Straight from the Mold
After the start, the pace never slows. The story careens from one sex- and action-filled sequence to the next. The reader never catches his or her breath. The novel seems to be a mid-60s period piece, all of the characters drink and smoke. Also, the women are all young and sexy. Here’s a description of Harry Bass’ much-younger “secretary, ” Theo Moore –
“Harry had been married twice, and his second divorce had just become final. He had always had good taste in women, and on the evidence it seemed to be getting even better. She was blonde, probably in her late twenties, though Shayne was no longer much of a judge of women’s ages. She was wearing horn-rimmed glasses. A pencil with a large eraser was stuck in her hair and a light cashmere sweater was thrown carelessly over her shoulders. All Harry’s women had been sexy looking. She was no exception, but she looked interested and intelligent. That was new” (p. 18).
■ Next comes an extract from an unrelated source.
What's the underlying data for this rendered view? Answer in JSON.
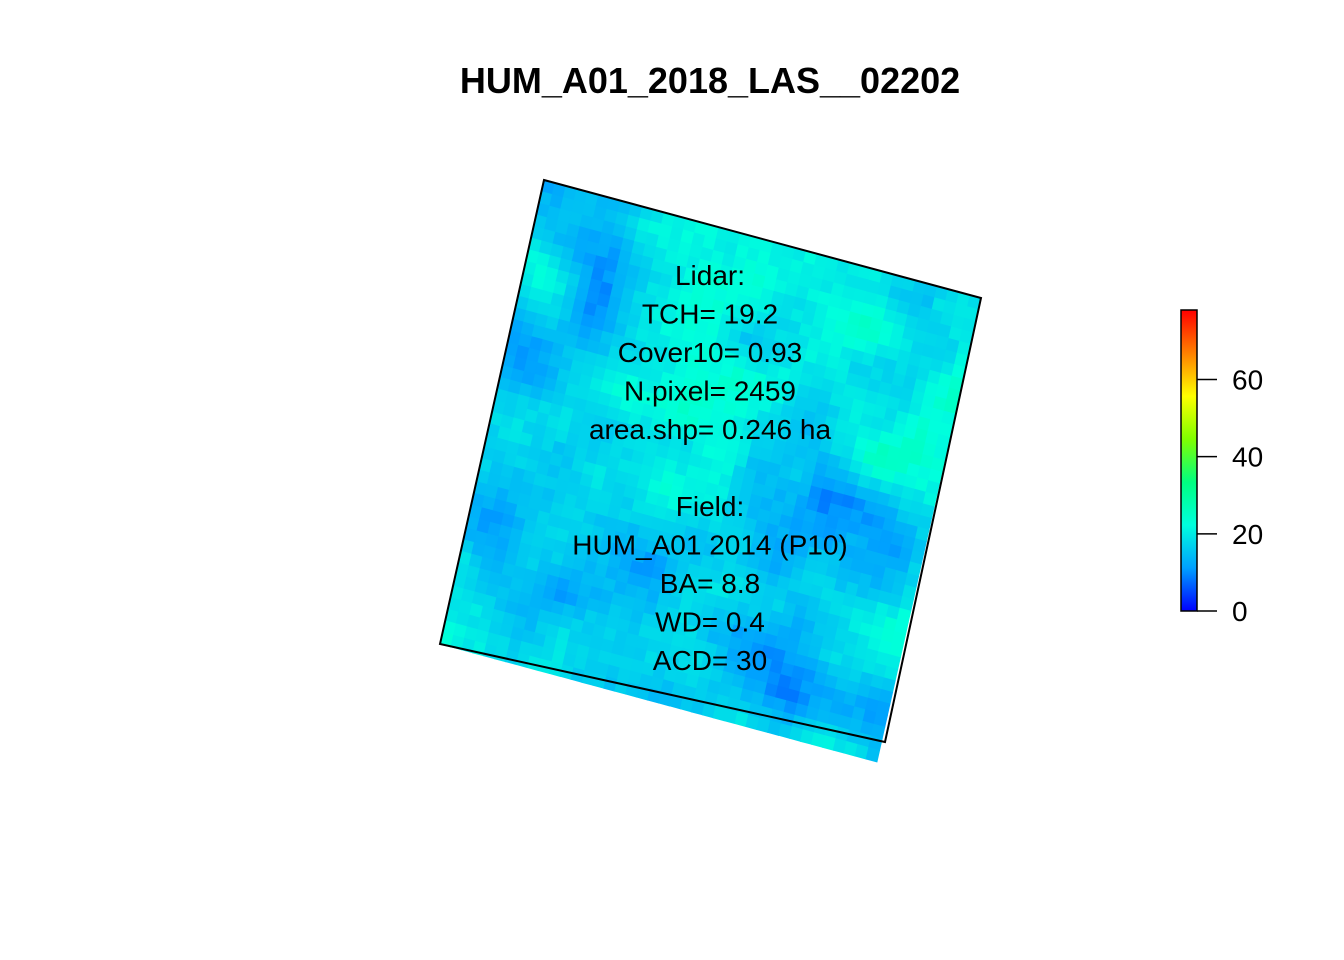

The passage above is typical of how Murder Spins the Wheel treats its female characters – for the most part, they are peripheral to the story. Moreover, to the extent that women are involved, it is through the male characters’ reactions to the women’s sexuality. Of course, this is standard procedure in the men’s adventure genre.
More interesting, at least two me, is the way the author develops the Vince Donahue character. Donahue is a heroin-abusing playboy who appears to be the prime mover behind all of the nefarious plots. Shayne finds a cocktail waitress Donahue jilted; she explains his appeal –
“With most people, it’s easy to get into things and hell to get out. But Vince always manages to get out just as easily as he gets in. Nothing bad ever seems to happen to him. Maybe going to jail won’t work. I guess it doesn’t, usually. But it would get him away from Miami Beach before the roof caves in. He’s – terribly handsome, Mr. Shayne. I don’t know if you’ve ever seen him, but he’s one of the best-looking people. The way he moves. … He’s proud of his teeth. He had caps put on last year and they’re absolutely perfect. The way he looks is the only real thing he’s ever had. And I can see how it’s going to end – with one person holding him and another hitting him in the face with brass knuckles” (pp. 50-51).
Unfortunately, the book is far from perfect. Aside from the cliches, one consistent problem is that it’s difficult to follow the action sequences. The author tries to describe the action from a variety of perspectives, which confuses the reader, making him or her work too hard to understand what is happening. A simpler description – perhaps explaining things from Shayne’s perspective – would have worked better.
The Icing Without the Cake
So far, I’d give Murder Spins the Wheel a 6 out of 10. For what it is, the book isn’t bad. It has all of the elements that you would hope to find in a men’s-adventure novel. But, it doesn’t have the little extras that separate decent novels from good novels; the book needs better character development and the little bits of local color that would lift it to the next level.
The first 95 pages of Murder Spins the Wheel are sort of like the icing without the cake – the glitz is there, but the substance could be better. So far, this one’s worth reading, but not worth making the effort to seek out.